Colette —San Eloy, 13
First mention is this lovely cafe called Colette. I’m not sure if it’s a chain or not, but I have spotted another one across town. Either way, it has delicious French pastries, and they give you the perfect amount of tea. One qualm I have with cafes in Sevilla is the tiny amount of tea they give you. They have these itty bitty cups filled up halfway with water. No. That’s not even a cup of tea. That’s a sample. But here not only is it about one mug full of tea, but also yummy loose leaf instead of the Lipton baggie equivalent. Fair (late) warning: I am a tea snob and am very specific (although not too picky) with my tea.
Pan y Piu–Calle cabeza del rey don Pedro,esquina calle Aguilas
This here is a fan favorite among CIEE students, 1. because it’s nice and close by and 2. because it’s run by two very attractive French men. Who speak better Spanish than me (who doesn’t speak better Spanish than me?). They have freshly squeezed orange juice, and the widest array of pastries, sweets, breads, pizzas… anything you can put in an oven, they have it. It’s the perfect stop between classes, the perfect lunch, the perfect any time snack. I always try something different when I’m in there and I’m bound and determined to try all the sweets before I go. This is a problem for my wallet and my weight, but definitely no problem for my will power.
El Horno de Abuelo (right down the street from Pan y Piu because I can’t find an address)
This spot is also really close to the CIEE center, and thank goodness it is.
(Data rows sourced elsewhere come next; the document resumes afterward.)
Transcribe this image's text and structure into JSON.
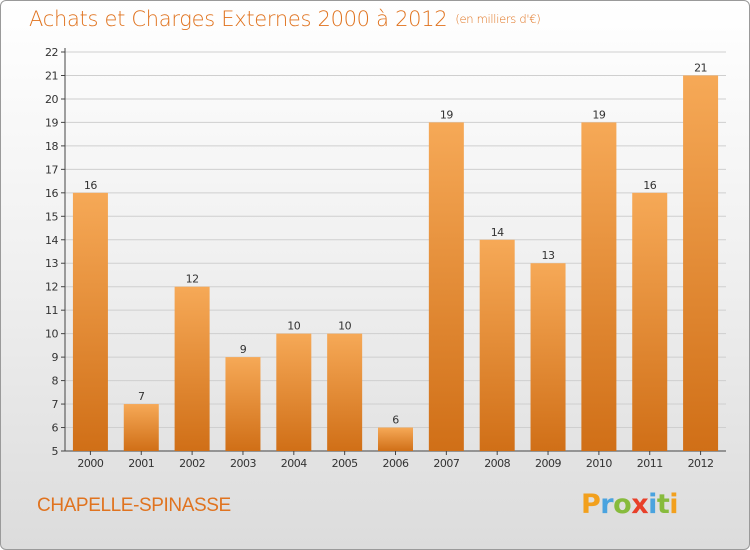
{
  "header": {
    "title": "Achats et Charges Externes 2000 à 2012",
    "subtitle": "(en milliers d'€)"
  },
  "footer": {
    "commune": "CHAPELLE-SPINASSE",
    "logo_text": "Proxiti"
  },
  "colors": {
    "accent": "#e0731f",
    "bar_light": "#f6a957",
    "bar_dark": "#d06f17"
  },
  "chart_data": {
    "type": "bar",
    "title": "Achats et Charges Externes 2000 à 2012",
    "subtitle": "(en milliers d'€)",
    "categories": [
      "2000",
      "2001",
      "2002",
      "2003",
      "2004",
      "2005",
      "2006",
      "2007",
      "2008",
      "2009",
      "2010",
      "2011",
      "2012"
    ],
    "values": [
      16,
      7,
      12,
      9,
      10,
      10,
      6,
      19,
      14,
      13,
      19,
      16,
      21
    ],
    "ylim": [
      5,
      22
    ],
    "yticks": [
      5,
      6,
      7,
      8,
      9,
      10,
      11,
      12,
      13,
      14,
      15,
      16,
      17,
      18,
      19,
      20,
      21,
      22
    ],
    "grid": true,
    "xlabel": "",
    "ylabel": ""
  }
}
Although sometimes it is really hard to choose between Pan y Piu and this guy, you really can’t go wrong. All of the pastries here have this absolutely delicious looking honey-like sheen and seems to make them taste even better. It’s also super cheap for a chocolate fix–1 euro for three flautas (chocolate flutes!)? Heck yeah! Easy place to sit and chat with friends, although I will probably never understand how the chairs work (they’re weird, white, and spinny). Coffee is good, tea is good, you can’t go wrong.
Cupcakes&Go–Calle Amor de Dios, 60 (in La Alameda de Hercules)
Once again, I’m pretty sure this place is a chain, but if I’ve learned anything from Spain it’s that even chain restaurants have their own homey feel. The people that work here are super sweet (like their cupcakes, heyooo), and it’s also really hard to decide between a cupcake or a pastry or ICE CREAM. I have yet to try the ice cream, but it always looks very temptingly at me every time I enter. Since it was midterms this week I stuck to a super chocolate-y brownie and a café machada, which is similar to a café con leche, except that there’s more leche than café. Bringing children into this super bright pink bakery is dangerous and I am not responsible for anything that might happen.
Honorable Mention: Convent sweets
If you want a truly immersive experience, your best bet for delicious pastries and a local experience. There are about 50+ convents here in Sevilla, and each one has something different to share. My personal favorite is (surprise surprise) close to the CIEE study center, and right next to this lovely cafe called Marmoles. I can very conveniently purchase magdalenas (muffins) at the convent nearby, and head over for some tea or cafe con leche at Marmoles. Those muffins are absolutely delicious. Positive plus: convents use wholesome, all natural ingredients, so even though I’m consuming 5 kilos of muffins, and dying of sugar overdose from those sweet honey-cinnamon gooey goodness (I forgot the name because I was in sugar heaven whilst eating them), I will still feel like I haven’t been shoving chemical crap in my body. Another positive plus, all the money goes towards supporting these wonderful ladies who bake those muffins every day and pray for all of us in the outside world. Help a convent, buy a muffin. Or twelve. (Side note: they go good with jam, so head over to the convent a few streets over to buy some homemade jam. Double whammy).
What? Where are the churros Emily?
All in due time. My stomach is still healing (probably due to all of these pastries I’ve consumed), and I can’t just put all of the amazing cafes and bakeries in one post. That would be ludicrous.
I hope you’ve enjoyed all of these photos of dessert, and if anyone happens to be heading over to Sevilla, they should probably make a pit stop in one or all of these places.